Three time Ned Kelly Award winner Garry Disher returns to his old stomping ground (and increasingly common haunt of many Australian crime writers) of the Mornington Peninsula for his latest stand alone crime novel The Way It Is Now. Like all of Disher’s recent work (and implied by the title to some extent), the plot and the characters are used to explore a number of current hot button issues but also to look at how society and its attitudes have changed in the last twenty years.

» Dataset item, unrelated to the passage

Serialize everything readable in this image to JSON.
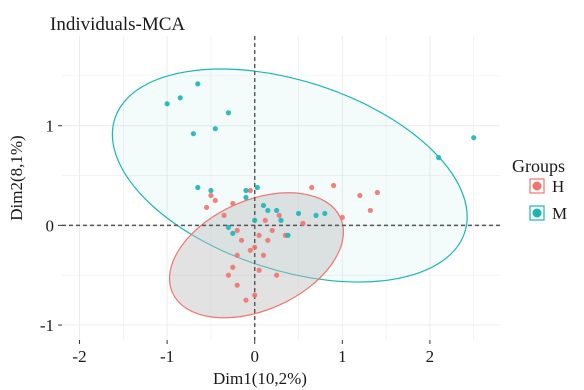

The book opens in January 2000, newly minted policeman Charlie Deravin is shuffling between his recently separated parents and, along with his brother, helping his mother get rid of Shane Lambert, her creepy housemate who does not seem to have any boundaries. Not long after that, on a day when Charlie is engaged in a manhunt for a missing school boy his mother also goes missing in a suspected murder. Charlie’s father was suspected for the disappearance but nothing has ever been proved. Cut to the end of 2019 and Charlie has moved back into his father’s old place in disgrace, suspended for striking a fellow officer but also for helping a juror do her own investigation during a high profile rape trial. He is still on the trail of Lambert who also went missing soon after his mother’s disappearance, sure that Lambert holds some clues to the crime. And then two skeletons are found under the slab of his mother’s old house and the past surfaces with them.
Disher takes all of these elements to spin a tale about modern Australia. The aborted and now rescheduled rape trial of a star footballer brings out issues of sexual abuse and power, there are true crime podcasters in the mix and a return to the early days of Covid and the impact that it would have on lives and families. But because Deravin is on the outer, the coalescence of all of these issues and events at the same time and around the same person feels a little more forced than in Disher’s more procedural novels. And rather than solving the main mystery, Deravin stumbles into the answer and has it laid out to him and a confession.
There is plenty for readers to sink their teeth into in The Way It is Now, anchored around another well drawn and relatable protagonist. And while it is not the absolute best of Disher, it is still more evocative, topical and well-constructed than most crime fiction out there.